It is not uncommon for musicians to experience TMJ, muscle strain, or focal dystonia (failure of a muscle to respond). As the result of continuous playing—and with age—tooth and mouth structure can shift. Tongue position and muscles of the lip and cheek are vital for embouchure. Dentures and dental implants, soft palate pain, cracks in teeth caused by vibration, and loss of feeling or sensitivity in the lips all can interfere with performance.
Eventually, dental problems can make controlling pitch and tone difficult. Slight changes in the position of the tongue or shape of the teeth (which occur over time and with age) can alter airflow and change embouchure. Regular dental visits are highly recommended, and it’s important to entrust dental care and treatment to dentists with expertise in conditions that affect musicians. With consistent care, they can provide relief and help prevent problems.
Be sure to discuss any dental discomfort you may be feeling. For example, teeth that are sensitive to cold and become more sensitive from inhaling air. Desensitizing toothpastes will help manage the problem, but your dentist may also discuss applying bonding resin to sensitive root surfaces. To strengthen enamel, fluoride treatments may be recommended.
Over time, mouthpieces can cause irritation. To slow wear and tear, appliances can be made to cover the upper incisors and evenly distribute the pressure. For teenagers under age 15, playing for several hours a day may cause the upper teeth to protrude, which may require orthodontia. Keep your dentist or orthodontist informed of any changes you feel in playing technique.

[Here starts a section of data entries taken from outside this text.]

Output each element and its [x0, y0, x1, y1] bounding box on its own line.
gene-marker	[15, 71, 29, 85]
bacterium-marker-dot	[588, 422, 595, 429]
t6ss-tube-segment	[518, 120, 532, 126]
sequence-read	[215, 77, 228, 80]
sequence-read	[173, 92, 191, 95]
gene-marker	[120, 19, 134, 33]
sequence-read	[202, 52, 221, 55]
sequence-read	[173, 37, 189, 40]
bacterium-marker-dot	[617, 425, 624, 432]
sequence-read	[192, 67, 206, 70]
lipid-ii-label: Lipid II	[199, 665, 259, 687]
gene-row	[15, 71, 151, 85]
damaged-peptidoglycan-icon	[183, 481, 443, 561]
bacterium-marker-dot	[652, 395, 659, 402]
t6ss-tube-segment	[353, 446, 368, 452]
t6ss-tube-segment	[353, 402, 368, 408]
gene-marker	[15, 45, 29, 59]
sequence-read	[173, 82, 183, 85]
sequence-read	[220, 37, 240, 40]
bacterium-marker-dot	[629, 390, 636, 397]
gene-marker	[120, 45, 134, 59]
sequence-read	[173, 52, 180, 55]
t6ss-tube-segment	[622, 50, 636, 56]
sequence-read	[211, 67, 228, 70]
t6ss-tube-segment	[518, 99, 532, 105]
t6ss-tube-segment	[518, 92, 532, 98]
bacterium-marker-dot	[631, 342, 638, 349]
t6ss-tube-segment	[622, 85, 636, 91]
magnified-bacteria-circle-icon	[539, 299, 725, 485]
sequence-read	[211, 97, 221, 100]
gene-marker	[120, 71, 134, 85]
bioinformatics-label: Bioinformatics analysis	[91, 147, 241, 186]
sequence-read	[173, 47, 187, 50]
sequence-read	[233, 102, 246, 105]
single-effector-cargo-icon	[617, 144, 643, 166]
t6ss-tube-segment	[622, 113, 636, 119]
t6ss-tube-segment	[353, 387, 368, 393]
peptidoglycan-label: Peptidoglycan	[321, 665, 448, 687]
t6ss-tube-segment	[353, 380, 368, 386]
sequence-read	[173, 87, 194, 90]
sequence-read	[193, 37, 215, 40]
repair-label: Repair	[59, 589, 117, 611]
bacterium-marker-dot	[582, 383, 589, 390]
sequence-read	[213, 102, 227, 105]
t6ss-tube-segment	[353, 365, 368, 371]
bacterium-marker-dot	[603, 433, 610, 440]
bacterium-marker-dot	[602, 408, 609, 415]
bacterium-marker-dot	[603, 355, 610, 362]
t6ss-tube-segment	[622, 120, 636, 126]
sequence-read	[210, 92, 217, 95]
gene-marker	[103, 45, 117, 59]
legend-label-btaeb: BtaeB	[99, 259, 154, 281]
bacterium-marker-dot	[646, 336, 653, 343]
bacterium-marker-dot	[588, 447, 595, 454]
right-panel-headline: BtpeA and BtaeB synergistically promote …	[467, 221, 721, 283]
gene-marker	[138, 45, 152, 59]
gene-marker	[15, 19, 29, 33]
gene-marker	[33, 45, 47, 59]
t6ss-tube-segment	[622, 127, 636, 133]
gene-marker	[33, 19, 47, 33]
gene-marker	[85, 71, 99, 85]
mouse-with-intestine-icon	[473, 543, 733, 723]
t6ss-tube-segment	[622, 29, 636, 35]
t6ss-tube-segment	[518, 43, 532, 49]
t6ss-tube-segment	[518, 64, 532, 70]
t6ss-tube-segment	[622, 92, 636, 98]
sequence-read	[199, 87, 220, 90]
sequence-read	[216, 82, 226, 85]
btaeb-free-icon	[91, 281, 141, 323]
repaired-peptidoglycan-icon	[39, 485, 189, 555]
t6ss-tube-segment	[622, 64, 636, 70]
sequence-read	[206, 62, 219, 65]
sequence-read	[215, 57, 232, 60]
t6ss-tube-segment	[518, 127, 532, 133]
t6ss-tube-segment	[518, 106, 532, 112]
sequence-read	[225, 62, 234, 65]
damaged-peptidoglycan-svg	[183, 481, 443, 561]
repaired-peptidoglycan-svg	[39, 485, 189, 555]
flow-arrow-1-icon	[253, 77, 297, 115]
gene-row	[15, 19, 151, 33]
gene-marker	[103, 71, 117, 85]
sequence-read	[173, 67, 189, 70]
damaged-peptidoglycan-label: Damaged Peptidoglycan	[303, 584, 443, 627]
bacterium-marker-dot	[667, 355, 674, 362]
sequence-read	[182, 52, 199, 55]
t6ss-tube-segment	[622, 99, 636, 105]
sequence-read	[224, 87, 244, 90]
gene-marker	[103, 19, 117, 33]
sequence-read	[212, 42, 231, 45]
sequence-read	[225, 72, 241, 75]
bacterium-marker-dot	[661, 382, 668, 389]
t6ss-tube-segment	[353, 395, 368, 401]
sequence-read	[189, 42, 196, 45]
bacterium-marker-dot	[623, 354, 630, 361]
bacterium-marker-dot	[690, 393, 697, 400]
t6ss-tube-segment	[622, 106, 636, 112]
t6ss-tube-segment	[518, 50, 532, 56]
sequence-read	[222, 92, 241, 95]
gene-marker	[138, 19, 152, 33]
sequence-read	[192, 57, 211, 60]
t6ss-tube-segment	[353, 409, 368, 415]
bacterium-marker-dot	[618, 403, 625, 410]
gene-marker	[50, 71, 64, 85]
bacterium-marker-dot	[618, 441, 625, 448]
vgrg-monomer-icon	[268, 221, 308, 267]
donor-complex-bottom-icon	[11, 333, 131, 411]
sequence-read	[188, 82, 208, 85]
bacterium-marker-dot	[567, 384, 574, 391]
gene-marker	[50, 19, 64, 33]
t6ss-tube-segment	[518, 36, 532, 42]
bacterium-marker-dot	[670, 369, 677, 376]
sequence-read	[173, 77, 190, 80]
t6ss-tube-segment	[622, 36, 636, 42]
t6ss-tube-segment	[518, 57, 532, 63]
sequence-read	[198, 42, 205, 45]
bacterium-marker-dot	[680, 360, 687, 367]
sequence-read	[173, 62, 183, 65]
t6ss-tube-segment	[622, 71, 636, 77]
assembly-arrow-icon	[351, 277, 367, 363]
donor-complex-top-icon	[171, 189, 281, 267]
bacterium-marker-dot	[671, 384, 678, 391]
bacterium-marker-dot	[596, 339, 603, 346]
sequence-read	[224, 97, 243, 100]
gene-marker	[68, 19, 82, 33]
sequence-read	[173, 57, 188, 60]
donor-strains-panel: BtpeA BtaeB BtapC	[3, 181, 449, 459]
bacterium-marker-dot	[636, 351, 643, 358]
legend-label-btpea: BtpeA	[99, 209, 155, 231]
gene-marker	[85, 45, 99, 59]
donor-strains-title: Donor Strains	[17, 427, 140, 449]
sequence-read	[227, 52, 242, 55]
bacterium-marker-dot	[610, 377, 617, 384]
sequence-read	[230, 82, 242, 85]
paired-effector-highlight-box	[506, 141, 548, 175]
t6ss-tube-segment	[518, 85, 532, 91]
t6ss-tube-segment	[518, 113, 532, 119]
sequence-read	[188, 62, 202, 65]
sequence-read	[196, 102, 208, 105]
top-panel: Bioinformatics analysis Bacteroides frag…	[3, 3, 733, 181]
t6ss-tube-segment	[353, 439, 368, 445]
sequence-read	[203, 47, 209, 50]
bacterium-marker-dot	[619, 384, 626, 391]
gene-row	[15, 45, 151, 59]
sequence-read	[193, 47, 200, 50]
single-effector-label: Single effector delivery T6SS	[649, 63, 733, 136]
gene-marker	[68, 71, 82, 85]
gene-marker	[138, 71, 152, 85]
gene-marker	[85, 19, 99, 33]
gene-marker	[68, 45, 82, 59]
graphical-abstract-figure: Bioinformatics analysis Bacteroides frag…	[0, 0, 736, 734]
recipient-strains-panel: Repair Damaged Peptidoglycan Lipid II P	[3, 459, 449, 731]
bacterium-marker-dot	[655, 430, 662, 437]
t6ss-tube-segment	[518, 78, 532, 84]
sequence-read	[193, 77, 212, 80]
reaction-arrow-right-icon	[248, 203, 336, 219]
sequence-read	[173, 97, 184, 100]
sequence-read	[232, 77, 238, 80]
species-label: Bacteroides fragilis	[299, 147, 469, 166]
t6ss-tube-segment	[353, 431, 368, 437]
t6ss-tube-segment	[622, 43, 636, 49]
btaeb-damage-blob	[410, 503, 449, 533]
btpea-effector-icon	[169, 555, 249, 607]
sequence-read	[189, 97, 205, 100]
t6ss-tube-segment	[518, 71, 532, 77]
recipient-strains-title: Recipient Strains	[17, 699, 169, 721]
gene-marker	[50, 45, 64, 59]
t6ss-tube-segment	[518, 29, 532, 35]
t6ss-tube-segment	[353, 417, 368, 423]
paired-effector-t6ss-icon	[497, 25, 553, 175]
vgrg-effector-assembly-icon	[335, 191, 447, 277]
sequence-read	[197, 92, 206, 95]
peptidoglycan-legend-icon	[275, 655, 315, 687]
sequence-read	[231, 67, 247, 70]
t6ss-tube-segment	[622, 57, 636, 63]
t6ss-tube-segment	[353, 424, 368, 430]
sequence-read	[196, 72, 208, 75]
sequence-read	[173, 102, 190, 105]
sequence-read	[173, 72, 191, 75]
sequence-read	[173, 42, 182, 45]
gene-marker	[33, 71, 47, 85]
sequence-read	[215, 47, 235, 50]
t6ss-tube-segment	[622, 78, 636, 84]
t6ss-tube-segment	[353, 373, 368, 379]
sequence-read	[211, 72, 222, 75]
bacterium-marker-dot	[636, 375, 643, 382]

Science and technology have come a long way in crafting advanced, precise mouthpieces. Likewise, adaptive mechanisms may include lip shields, treatments to improve occlusion (bite), or customized mouthpieces for trumpet players. In fact, some practitioners recommend taking the instrument to the dentist’s office at the time of consultation. This allows the dentist to better assess problems and, if necessary, to create a prosthetic appliance tailored to your specific need.
Wind instrumentalists display complex neuromuscular activity during performance and should consider having a model made of their dental arches every year. It’s an inexpensive way of safeguarding their sound. Then, any prosthetic rehabilitation should make minimal changes to the musician’s performance.
For single reed players, where much of the weight and pressure is on the lower jaw, the biting surface of your lower teeth may slowly wear away or chip. In double reed players, there is increased risk for pain and calluses. The pressure that performing puts on the mouth may increase the risk of infection within the ducts that release saliva.
The pressure on teeth for double-reed and brass players forces teeth inward. Brass players can also suffer from trauma to the upper lip. A long night of playing, when teeth are in direct contact with the mouthpiece, can lead to dental wear, tooth fracture, and lip trauma.
Experts recommend not only warming up before a gig but also warming down afterwards—playing long tones, scales, and lip slurs—to prevent chop problems. The warm-down helps musicians regain pliability when their embouchure is inflamed from the pressure of playing.
Above all, if there is an injury, practice the three Rs: rest, recuperation, and rehabilitation. And, visit your dentist regularly.